I have always been a fan of stretched cluster solutions since VMware introduced the certification program vSphere Metro Storage Cluster (vMSC) back in 2016. Who doesn’t want the ability to balance VMs synchronously between datacenters for site resilience or even site maintenance? In my previous life working for a storage vendor, I had many conversations with customers on this topic and it usually boiled down to technical constraints, complexity, or simple cost. A traditional stretched cluster solution typically requires dedicated storage arrays at both sites, additional licensing, switches, and external gateways. And considering the complexity, its usually required to have a Professional Services engagement to deploy. Once deployed, the maintenance was also complex and spread out across multiple vendors with several points of failure. In the end, the pattern was clear that the traditional way stretched clusters were approached was a fit only to large data centers with hefty IT budgets, but no one else.
That’s why I was pretty excited when VMware announced vSAN Stretched Cluster in 6.6. Finally, a highly resilient stretched cluster solution fully integrated into vSphere, simple to deploy, manage and at a reasonable cost. This broadens the use case to not only enterprises but SMBs as well.

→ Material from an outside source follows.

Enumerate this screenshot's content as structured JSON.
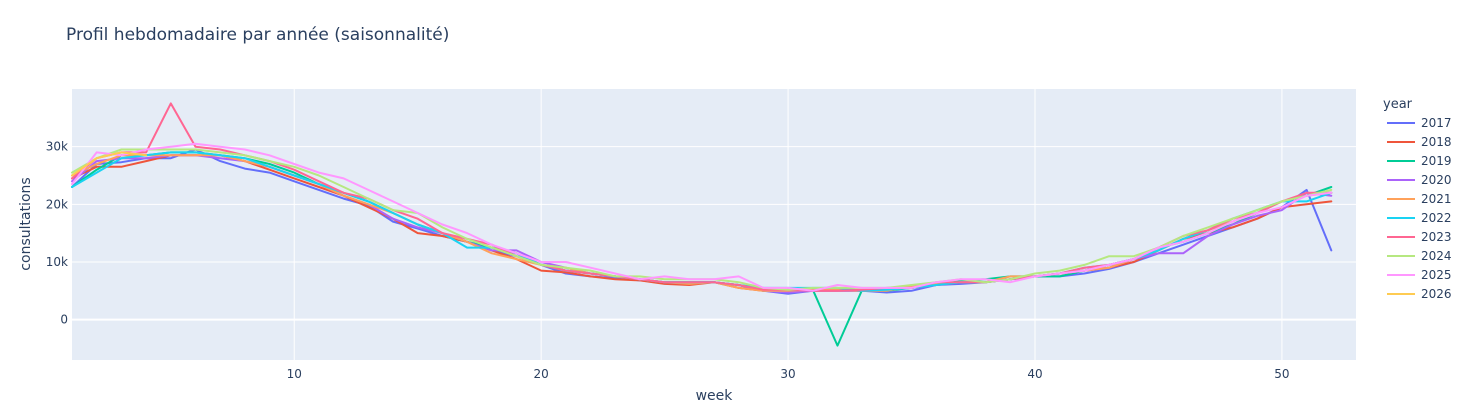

Stretched Clusters the vSAN way
vSAN Stretched Clusters provide resilience against the loss of an entire site. vSAN is integrated tightly with vSphere Availability (HA). If a site goes offline unexpectedly, vSphere HA will automatically restart the virtual machines affected by the outage at the other site with no data loss. The virtual machines will begin the restart process in a matter of seconds, which minimizes downtime.
vSAN stretched clusters are also beneficial in planned downtime and disaster avoidance situations. Virtual machines at one site can be migrated to the other site with VMware vMotion. Issues such as an impending storm or rising flood waters typically provide at least some time to prepare before disaster strikes. Virtual machines can easily be migrated out of harm’s way in a vSAN Stretched Cluster environment.
Simple Deployment
The deployment of vSAN Stretched Cluster is completed using the vSphere wizard connecting a minimum of 2 (maximum 30 hosts) across two active/active sites, using an ESXi host (physical or virtual appliance) as a witness residing at a third site. The data sites are connected via a high bandwidth/low latency network link. The third site hosting the vSAN witness host is connected over a network to both of the active/active “data” sites. The connectivity between the data sites and the witness site can be via lower bandwidth/higher latency network links.

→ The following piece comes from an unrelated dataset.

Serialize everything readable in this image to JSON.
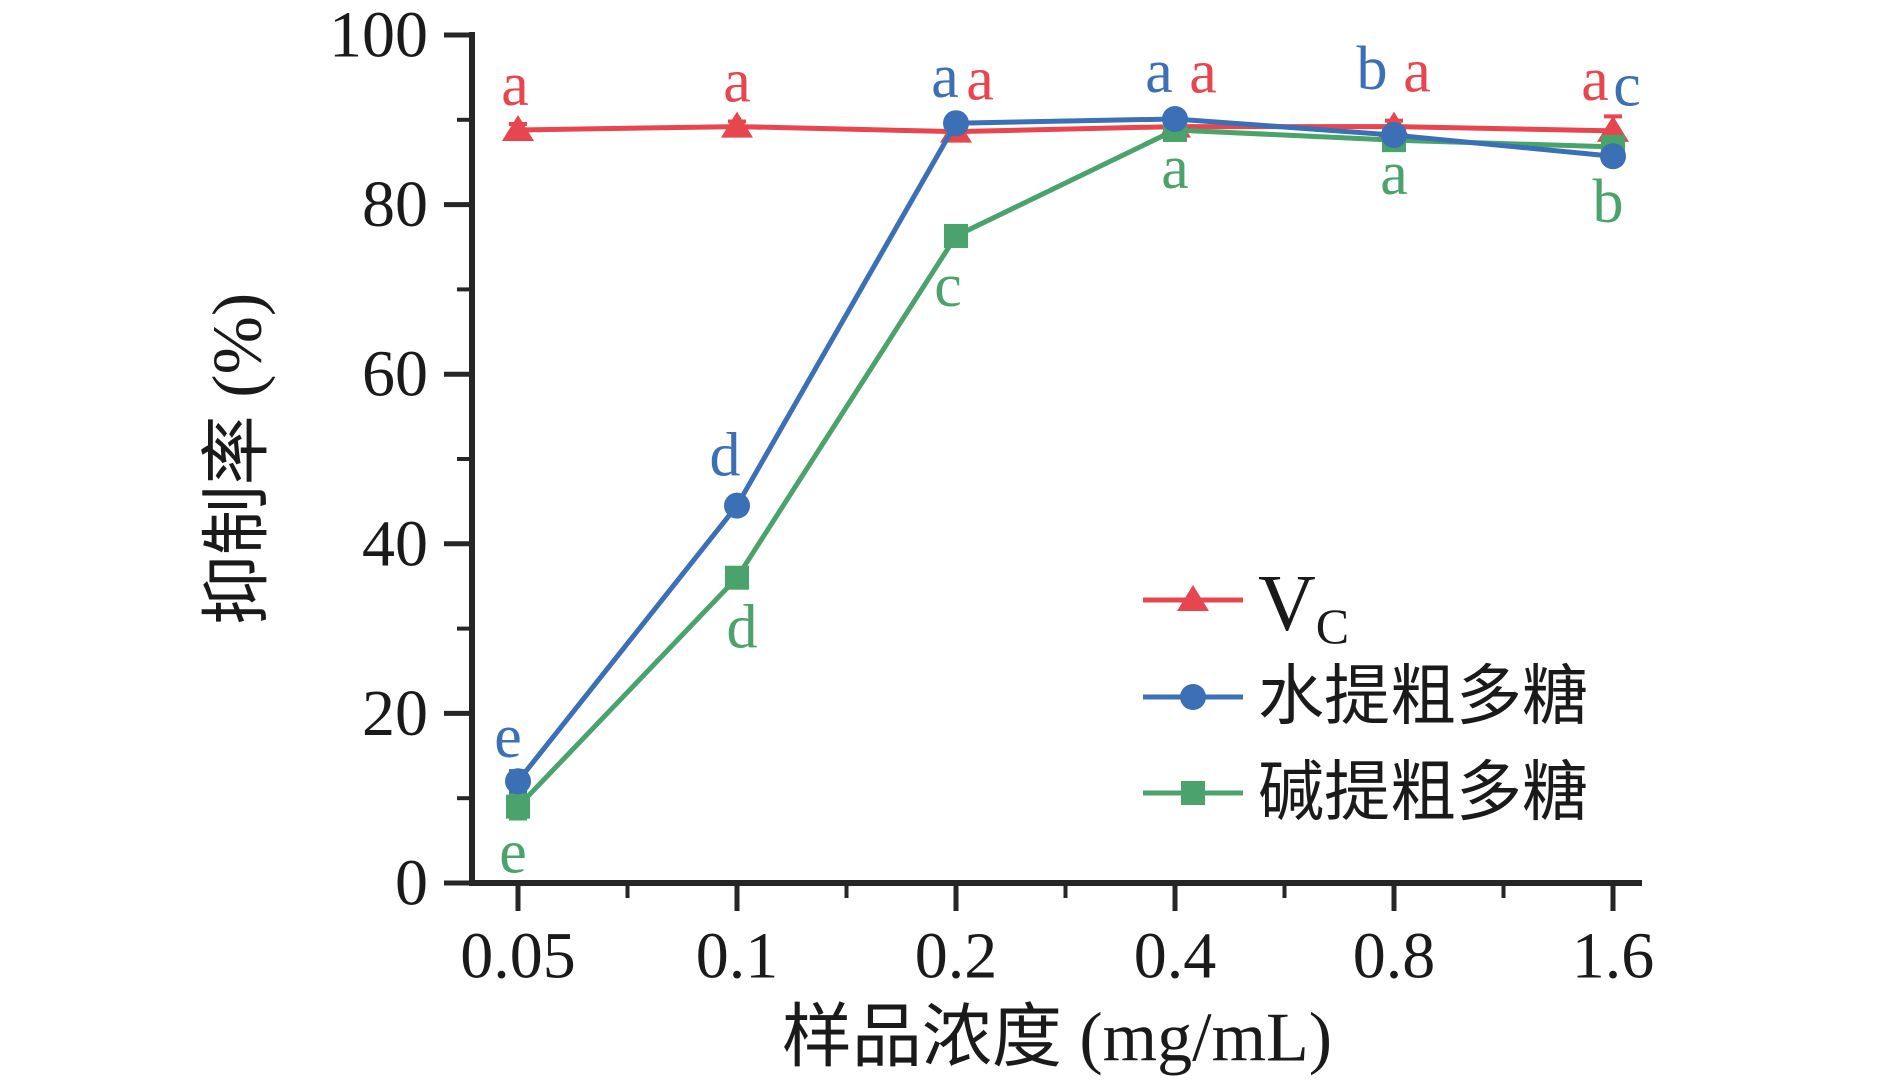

Network bandwidth and round-trip time (RTT) latency are the primary factors that must be considered when deploying a vSAN Stretched Cluster. Because writes are synchronous, they must be committed before they may be acknowledged. When RTT latencies are higher than five milliseconds (5ms) performance issues may result. The maximum supported RTT between the two data sites is 5ms. For detailed information about vSAN Stretched Cluster deployment be sure to reference storagehub.vmware.com.
vSAN stretched clusters use SPBM to provide extraordinary levels of flexibility and granularity for any vSAN environment, and is one of the staples behind vSAN’s ease of use. Using separate policies for VMs in stretched clusters is a simple operational practice that can help virtualization administrators become more comfortable with introducing and managing one or more stretched clusters in a vSAN powered environment.
Conclusion
As I write this post on my state-of-the-art laptop, sipping imported espresso in the comfort of my air-conditioned home, it appears to me, with all the advancements in technology, we are all living a higher quality of life than the kings of old. In that same regard, vSAN puts the various benefits of a stretched cluster (site-resiliency, disaster avoidance, and nondisruptive site maintenance) in the hands of every VMware admin.